Ms Craggs added her own plea to this correspondence to her GP, writing 'please don't make my life harder than it already is.'
She posted the letters with the text 'What am I paying taxes for? Having to BEG for my medication that I'm legally entitled to.'
In response to her battle Ms Craggs has vowed to start campaigning on this issue.
'I'm going to start campaigning about because if I, the f***ing Grinch of the trans community can feel like this and be treated like this I dread to think what the f***ing baby trans, who are less sure of themselves, are going through,' she said.
Ms Craggs previously launched a fundraiser to give trans people free self-defence lessons after she was spat on in a transphobic attack in London in a video which went viral.
UK regulations mean a GP is within their rights to refuse to issue a prescription for a patient — even if it comes from a team of specialists, like in Ms Craggs' case.
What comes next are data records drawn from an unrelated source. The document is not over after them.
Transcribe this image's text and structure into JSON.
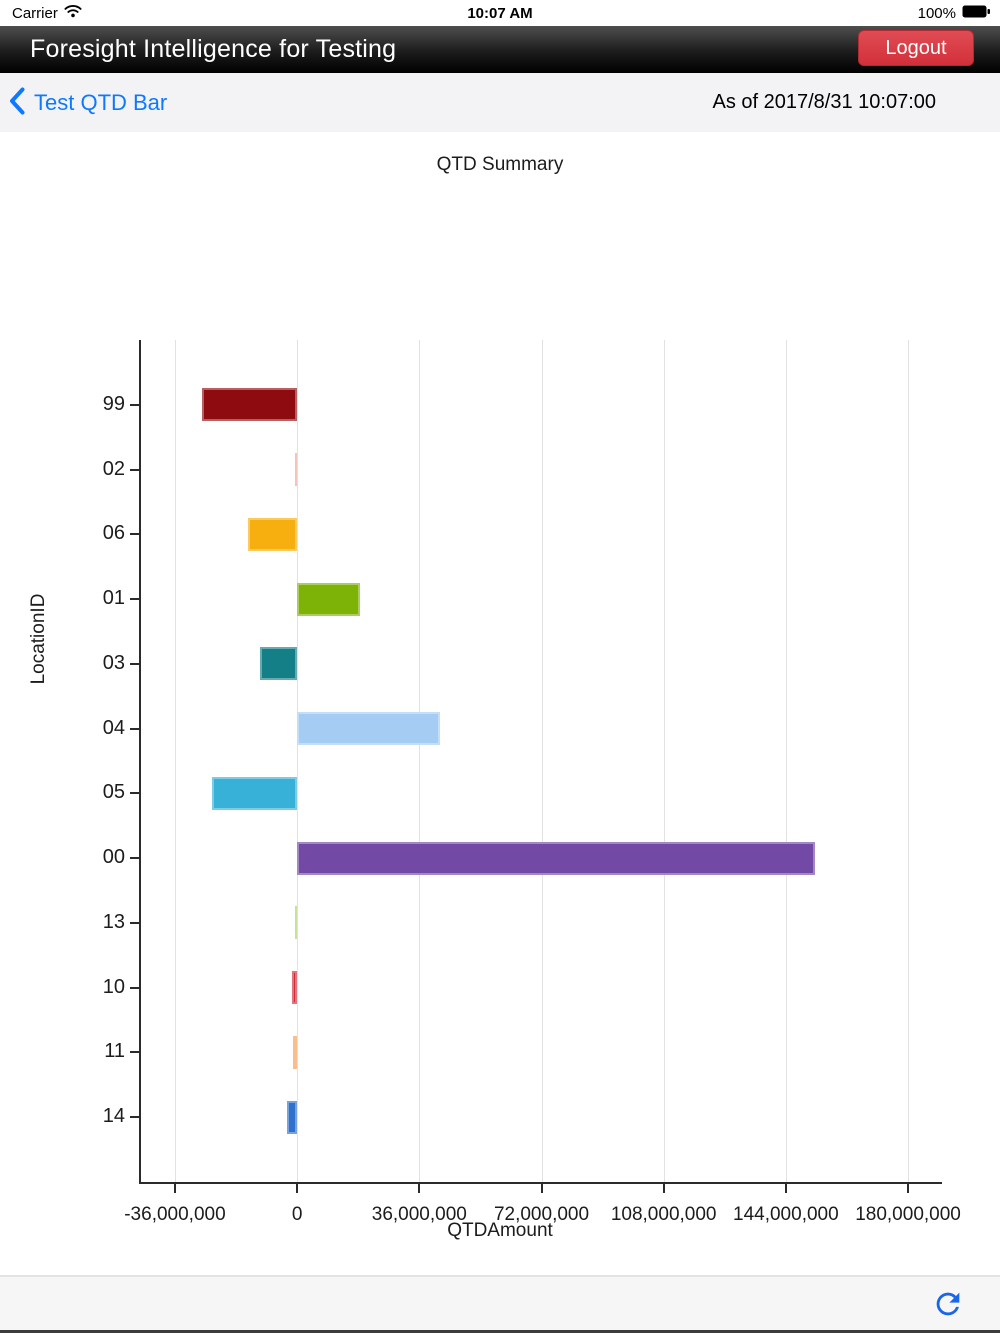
{
  "status_bar": {
    "carrier": "Carrier",
    "time": "10:07 AM",
    "battery_pct": "100%"
  },
  "header": {
    "title": "Foresight Intelligence for Testing",
    "logout_label": "Logout",
    "logout_color": "#d2303a"
  },
  "nav_bar": {
    "back_label": "Test QTD Bar",
    "as_of": "As of 2017/8/31 10:07:00",
    "accent": "#0f79fd"
  },
  "toolbar": {
    "refresh_icon": "refresh-icon",
    "accent": "#1a66e8"
  },
  "chart_data": {
    "type": "bar",
    "orientation": "horizontal",
    "title": "QTD Summary",
    "xlabel": "QTDAmount",
    "ylabel": "LocationID",
    "categories": [
      "99",
      "02",
      "06",
      "01",
      "03",
      "04",
      "05",
      "00",
      "13",
      "10",
      "11",
      "14"
    ],
    "values": [
      -28000000,
      -600000,
      -14500000,
      18500000,
      -11000000,
      42000000,
      -25000000,
      152500000,
      -500000,
      -1400000,
      -1100000,
      -2900000
    ],
    "colors": [
      "#8e0c10",
      "#f2a492",
      "#f7af10",
      "#7db207",
      "#157f87",
      "#a5cdf3",
      "#38b1d8",
      "#7249a5",
      "#a8d361",
      "#d02b38",
      "#f79c4d",
      "#3070cd"
    ],
    "xlim": [
      -46000000,
      190000000
    ],
    "xticks": [
      -36000000,
      0,
      36000000,
      72000000,
      108000000,
      144000000,
      180000000
    ],
    "xtick_labels": [
      "-36,000,000",
      "0",
      "36,000,000",
      "72,000,000",
      "108,000,000",
      "144,000,000",
      "180,000,000"
    ],
    "grid": true,
    "legend": "none",
    "axis_color": "#2b2b2b",
    "grid_color": "#e2e2e2"
  }
}
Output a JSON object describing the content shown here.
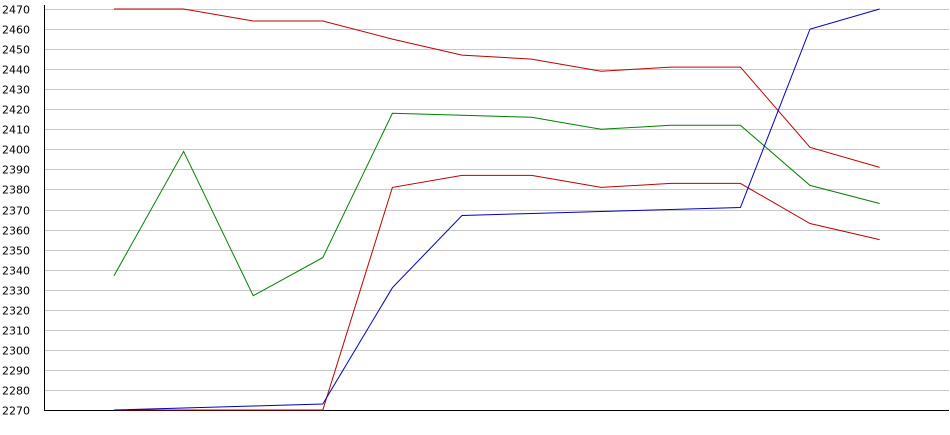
{
  "chart_data": {
    "type": "line",
    "title": "",
    "xlabel": "",
    "ylabel": "",
    "ylim": [
      2270,
      2470
    ],
    "yticks": [
      2270,
      2280,
      2290,
      2300,
      2310,
      2320,
      2330,
      2340,
      2350,
      2360,
      2370,
      2380,
      2390,
      2400,
      2410,
      2420,
      2430,
      2440,
      2450,
      2460,
      2470
    ],
    "grid": true,
    "legend": "none",
    "x": [
      1,
      2,
      3,
      4,
      5,
      6,
      7,
      8,
      9,
      10,
      11,
      12
    ],
    "series": [
      {
        "color": "#c00000",
        "values": [
          2470,
          2470,
          2464,
          2464,
          2455,
          2447,
          2445,
          2439,
          2441,
          2441,
          2401,
          2391
        ]
      },
      {
        "color": "#008000",
        "values": [
          2337,
          2399,
          2327,
          2346,
          2418,
          2417,
          2416,
          2410,
          2412,
          2412,
          2382,
          2373
        ]
      },
      {
        "color": "#c00000",
        "values": [
          2270,
          2270,
          2270,
          2270,
          2381,
          2387,
          2387,
          2381,
          2383,
          2383,
          2363,
          2355
        ]
      },
      {
        "color": "#0000c0",
        "values": [
          2270,
          2271,
          2272,
          2273,
          2331,
          2367,
          2368,
          2369,
          2370,
          2371,
          2460,
          2470
        ]
      }
    ]
  }
}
Under British law, it is the prescriber of a drug who becomes legally responsible for providing it and, by extension, any potential adverse reactions.
In practice, this kind of situation generally occurs in niche areas of medicine where specialist medics issue requests for GPs to supply powerful drugs that they may be unfamiliar with.
Ms Craggs first rose to public fame in a BBC Three documentary called Transitioning Teens
Normally when this happens, a patient is referred back to their specialist team who usually have an alternative means of providing the drugs.
Advice issued by the doctors' union, the British Medical Association, and cited by family medics, makes it clear such refusals can vary between GPs.
It reads: 'Each GP will make prescribing decisions based on what they are or are not prepared to take clinical responsibility for.
'Some doctors might have special training or knowledge of a particular area of medicine which makes them comfortable to prescribe and monitor a drug where many GPs would not.
'Clearly, a GP should be aware of their limitations as well as their skills and must ensure that they are not prescribing beyond their knowledge or their ability to ensure patient safety.
'GPs are not obliged to provide every possible medical service to their patients, only those for which they have been contracted for, and these contracting arrangements may vary between practices.'
Ms Craggs was contacted for comment by MailOnline.
She didn't name the GP practice involved in her care in her posts on social media.